最大径/約69cm 長さ/約91cm 容量/約180リットル

新樽はバーボンに使用し、その空き樽がモルトの熟成に使われることが多い。容量が小さいため、熟成がはやく、古樽は上品な木香を生み出す。

ホッグスヘッド

最大径/約75cm 長さ/約89cm 容量/約230リットル

樽の重量がだいたい豚(ホッグ)1頭分と同じ程度ということから、この名が付けられた。樽材は北米産のホワイトオークで、バレルの古樽を組み替えてつくられる。華やかな木香とバニラ香を生み出す。

パンチョン

最大径/約96cm 長さ/約109cm 容量/約480リットル

ずんぐりとした形の樽で容量も大きい。長期熟成向きで、本来はラム酒用に使われていた。容量が大きいため木香がそれほどきつくなく、すっきりとした味わいに仕上がる。

シェリーパッド

最大径/約89cm 長さ/約128cm 容量/480リットル

シェリーの貯蔵熟成用につくらたもので、その空き樽を使っている。モルト・ウイスキーを貯蔵すると、シェリー酒の香りやほのかな甘みが移り、深い赤に仕上がる。

 

高い強度の樽材でも天然木である以上、暑い夏場には膨張し、寒い冬場にはより硬く縮まるようになります。

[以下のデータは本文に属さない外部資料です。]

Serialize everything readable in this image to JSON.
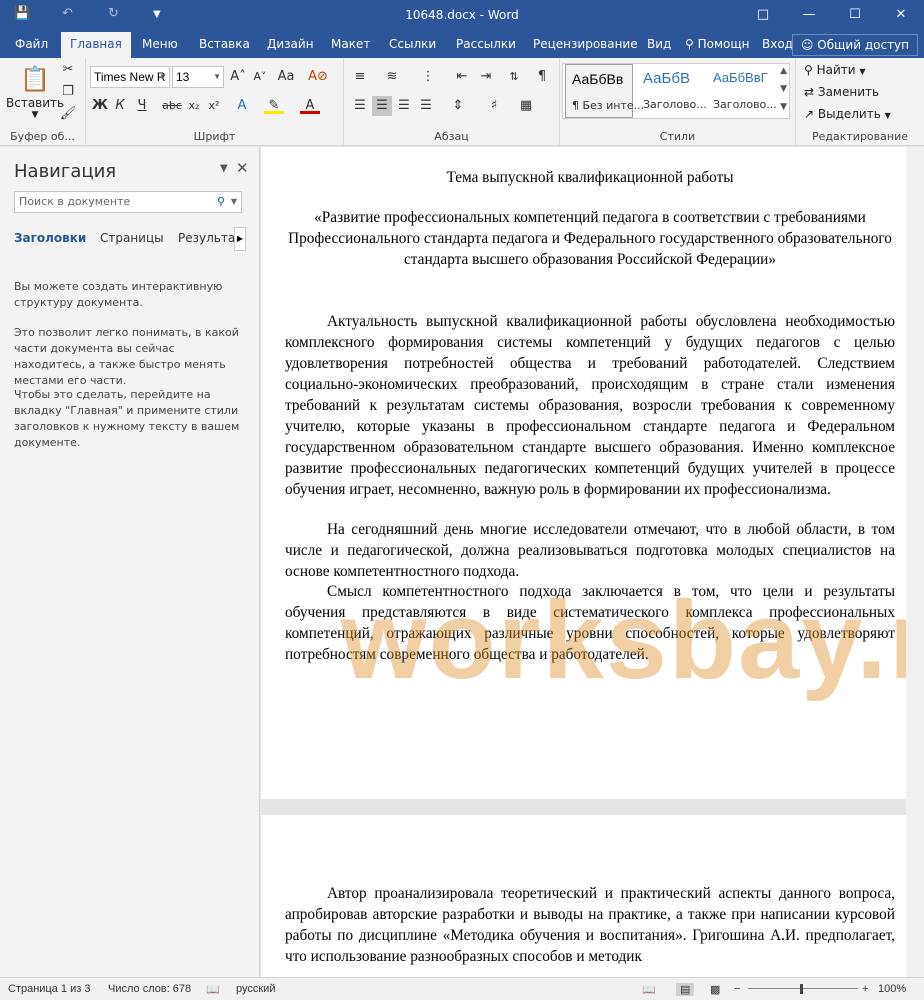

詰められたウイスキーは、木材の継ぎ目や繊維のわずかな隙間からわずかずつ蒸発し、水分とともに硫黄化合物が蒸散されます。それとは逆に外気が取り込まれ、樽内のウイスキーは参加熟成しはじめ、樽材から溶け出した香味成分や、アルコールと脂肪酸がエステル化し、独特の香りが生まれます。

長い時間をかけ、アルコールの分子に水の分子が入り込み、徐々に荒々しかった液体はまろやかな口当たりのウイスキーへと変わってゆきます。モルト・ウイスキーは、このように呼吸しながらゆっくりと熟成してゆくので、空気がきれいで適度の湿気がある、冷涼なところが適所とされています。蒸散により液量は年に2~3%失われてゆきます。この減少する液量を造り手たちは”エンジェル・シュア”と呼んでいます。